Дальше двинулись лишь через полчаса, миновав, таким образом, очередную обидную проделку скучного декабря: встречу с сичевиками. И счастье их было до такой степени велико, а звезды, милостиво дарящие удачу, столь ярки, что единственным происшествием на пути, подкинутым в бессильной злобе, была коровья лепешка. Оставленная на перекрестке бычком, которого курень гнал за собой на убой. Этот предмет был безмятежно переехан колесом воза и оставлен позади.
Ближе к двум часам терпимая с утра метель вступила в полную силу. Двигаться дальше стало просто невыносимо. Снег слепил лица, забиваясь в глаза, ноздри, за пазуху, а расхристанный инструмент, покоившийся на телеге Никодимыча, уже не тренькал жалобно, а выл в полный голос, наполняя пространство щемящими потусторонними звуками.
— Шаферка! — орала обеспокоенная пани Фрося, — Куды править? Жилье будет тут?
— Не извольте обеспокоиться, светлая пани! Будет! — уверенно отвечал пан Штычка, вконец запутавшись в белой пелене.
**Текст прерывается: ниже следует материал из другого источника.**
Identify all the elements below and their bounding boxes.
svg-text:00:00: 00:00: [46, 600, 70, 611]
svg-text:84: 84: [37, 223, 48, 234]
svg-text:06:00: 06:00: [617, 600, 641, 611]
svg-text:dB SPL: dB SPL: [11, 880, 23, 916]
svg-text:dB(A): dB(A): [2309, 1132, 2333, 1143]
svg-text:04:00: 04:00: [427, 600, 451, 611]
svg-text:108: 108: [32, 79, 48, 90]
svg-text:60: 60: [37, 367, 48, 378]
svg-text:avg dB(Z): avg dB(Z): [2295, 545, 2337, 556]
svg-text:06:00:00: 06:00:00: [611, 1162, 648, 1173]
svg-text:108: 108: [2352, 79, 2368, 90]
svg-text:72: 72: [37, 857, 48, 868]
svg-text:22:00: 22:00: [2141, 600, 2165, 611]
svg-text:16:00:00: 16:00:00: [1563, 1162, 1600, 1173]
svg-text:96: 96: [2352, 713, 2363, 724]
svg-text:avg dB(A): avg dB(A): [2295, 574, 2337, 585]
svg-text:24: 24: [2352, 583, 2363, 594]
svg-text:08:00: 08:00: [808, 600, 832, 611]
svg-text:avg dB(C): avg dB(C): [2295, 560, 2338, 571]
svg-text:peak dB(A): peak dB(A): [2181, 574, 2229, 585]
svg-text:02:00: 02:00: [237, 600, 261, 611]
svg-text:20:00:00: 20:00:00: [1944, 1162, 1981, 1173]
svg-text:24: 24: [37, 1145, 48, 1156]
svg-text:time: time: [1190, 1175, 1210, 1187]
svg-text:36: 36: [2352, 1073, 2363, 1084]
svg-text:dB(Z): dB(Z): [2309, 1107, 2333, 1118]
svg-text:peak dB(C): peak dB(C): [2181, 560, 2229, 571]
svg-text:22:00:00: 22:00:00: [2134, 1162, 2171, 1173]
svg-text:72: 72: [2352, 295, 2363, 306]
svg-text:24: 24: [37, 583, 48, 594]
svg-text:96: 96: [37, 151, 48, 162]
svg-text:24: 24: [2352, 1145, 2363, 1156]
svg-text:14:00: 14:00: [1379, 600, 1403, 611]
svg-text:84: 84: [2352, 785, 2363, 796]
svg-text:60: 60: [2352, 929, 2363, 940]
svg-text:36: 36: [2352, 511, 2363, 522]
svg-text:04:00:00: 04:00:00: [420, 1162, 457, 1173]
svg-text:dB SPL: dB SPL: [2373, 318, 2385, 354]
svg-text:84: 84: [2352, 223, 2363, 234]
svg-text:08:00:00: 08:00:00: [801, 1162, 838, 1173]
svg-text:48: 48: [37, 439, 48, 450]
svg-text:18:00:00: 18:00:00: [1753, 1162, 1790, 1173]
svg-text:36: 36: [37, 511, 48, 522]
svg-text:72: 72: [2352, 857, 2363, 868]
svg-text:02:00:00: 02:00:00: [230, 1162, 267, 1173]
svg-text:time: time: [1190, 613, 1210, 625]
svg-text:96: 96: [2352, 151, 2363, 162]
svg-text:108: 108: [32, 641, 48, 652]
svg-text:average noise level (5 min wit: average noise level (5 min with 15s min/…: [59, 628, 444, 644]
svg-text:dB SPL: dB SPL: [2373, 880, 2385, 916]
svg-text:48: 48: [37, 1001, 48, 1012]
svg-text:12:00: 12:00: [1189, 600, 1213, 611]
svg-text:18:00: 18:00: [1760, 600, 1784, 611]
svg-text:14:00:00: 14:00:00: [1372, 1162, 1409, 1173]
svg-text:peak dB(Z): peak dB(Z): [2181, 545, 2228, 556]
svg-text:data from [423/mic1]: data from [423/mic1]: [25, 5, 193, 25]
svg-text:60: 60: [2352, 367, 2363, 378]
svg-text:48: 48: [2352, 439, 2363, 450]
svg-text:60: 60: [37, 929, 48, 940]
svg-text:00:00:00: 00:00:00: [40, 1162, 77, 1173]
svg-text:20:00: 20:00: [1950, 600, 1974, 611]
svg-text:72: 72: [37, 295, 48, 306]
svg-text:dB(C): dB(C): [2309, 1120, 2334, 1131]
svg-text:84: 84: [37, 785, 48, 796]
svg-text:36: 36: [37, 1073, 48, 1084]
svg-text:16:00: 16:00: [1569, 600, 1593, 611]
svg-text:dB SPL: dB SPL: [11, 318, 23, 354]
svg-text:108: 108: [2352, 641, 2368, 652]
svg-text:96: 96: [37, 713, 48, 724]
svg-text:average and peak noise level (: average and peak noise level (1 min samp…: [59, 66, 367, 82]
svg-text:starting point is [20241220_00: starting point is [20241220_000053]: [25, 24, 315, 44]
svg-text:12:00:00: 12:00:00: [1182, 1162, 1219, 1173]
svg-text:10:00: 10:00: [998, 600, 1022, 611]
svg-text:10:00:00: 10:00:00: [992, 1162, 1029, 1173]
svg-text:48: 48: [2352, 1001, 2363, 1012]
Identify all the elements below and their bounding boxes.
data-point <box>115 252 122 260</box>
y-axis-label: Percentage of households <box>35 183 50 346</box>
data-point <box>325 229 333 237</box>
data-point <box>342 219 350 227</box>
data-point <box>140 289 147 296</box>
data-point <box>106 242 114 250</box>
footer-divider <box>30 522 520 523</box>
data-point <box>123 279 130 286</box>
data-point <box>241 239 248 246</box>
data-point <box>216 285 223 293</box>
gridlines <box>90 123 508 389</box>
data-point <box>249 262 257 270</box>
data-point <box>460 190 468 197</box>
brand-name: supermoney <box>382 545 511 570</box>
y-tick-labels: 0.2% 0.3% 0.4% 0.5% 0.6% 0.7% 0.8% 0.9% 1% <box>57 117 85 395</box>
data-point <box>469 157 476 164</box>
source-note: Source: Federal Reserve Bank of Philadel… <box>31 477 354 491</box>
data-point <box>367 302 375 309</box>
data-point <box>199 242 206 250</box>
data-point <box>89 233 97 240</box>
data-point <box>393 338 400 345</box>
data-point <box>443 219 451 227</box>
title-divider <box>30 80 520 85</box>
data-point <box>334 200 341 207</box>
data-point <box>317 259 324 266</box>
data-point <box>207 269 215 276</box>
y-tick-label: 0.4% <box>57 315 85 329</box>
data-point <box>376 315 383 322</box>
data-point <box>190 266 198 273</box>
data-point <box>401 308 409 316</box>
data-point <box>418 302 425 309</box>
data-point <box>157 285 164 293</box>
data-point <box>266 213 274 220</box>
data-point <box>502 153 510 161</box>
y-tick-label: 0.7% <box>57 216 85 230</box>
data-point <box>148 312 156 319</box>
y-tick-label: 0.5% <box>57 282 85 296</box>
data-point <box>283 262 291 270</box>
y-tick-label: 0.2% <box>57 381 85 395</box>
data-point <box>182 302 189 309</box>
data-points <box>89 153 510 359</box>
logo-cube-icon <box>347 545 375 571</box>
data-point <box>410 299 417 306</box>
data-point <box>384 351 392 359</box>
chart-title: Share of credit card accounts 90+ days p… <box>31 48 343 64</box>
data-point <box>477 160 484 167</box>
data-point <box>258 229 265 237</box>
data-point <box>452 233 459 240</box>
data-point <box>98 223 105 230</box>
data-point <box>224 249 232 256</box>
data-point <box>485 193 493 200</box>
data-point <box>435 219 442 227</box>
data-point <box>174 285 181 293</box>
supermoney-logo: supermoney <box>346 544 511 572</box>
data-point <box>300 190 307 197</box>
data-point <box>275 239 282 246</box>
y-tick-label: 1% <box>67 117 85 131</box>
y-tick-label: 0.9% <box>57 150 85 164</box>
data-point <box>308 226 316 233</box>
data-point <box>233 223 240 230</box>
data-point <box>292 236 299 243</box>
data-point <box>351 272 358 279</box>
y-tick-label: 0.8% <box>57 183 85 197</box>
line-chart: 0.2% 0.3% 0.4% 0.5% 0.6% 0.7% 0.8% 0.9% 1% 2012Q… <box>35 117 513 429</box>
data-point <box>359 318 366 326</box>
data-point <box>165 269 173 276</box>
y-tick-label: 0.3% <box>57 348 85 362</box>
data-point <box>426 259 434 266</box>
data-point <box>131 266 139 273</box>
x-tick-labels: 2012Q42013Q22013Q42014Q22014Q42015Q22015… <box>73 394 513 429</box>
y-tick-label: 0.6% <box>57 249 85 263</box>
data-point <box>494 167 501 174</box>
Метель выла, пряча слова в ветре, и тоска, та тоска, которая вползает в души от безысходности и слепоты, росла с каждой минутой.
— Когда будет, иерусалимец ты потный? — упорствовала морковная старуха.
— Скоро! — обещал Леонард.
И, как это было не странно, во времена, когда ничего нельзя было взять за веру, а правды совсем не существовало, это «скоро» случилось. Дорога, заметаемая снегом и еле видная, вывела замерзающих путешественников к небольшому городку, в редких фонарях на окраинах, с оставшимся от старых времен полосатым столбом с номером. Название поселения было утеряно давным-давно. Но и без названия все в нем обещало тепло озябшим и какой- никакой ночлег.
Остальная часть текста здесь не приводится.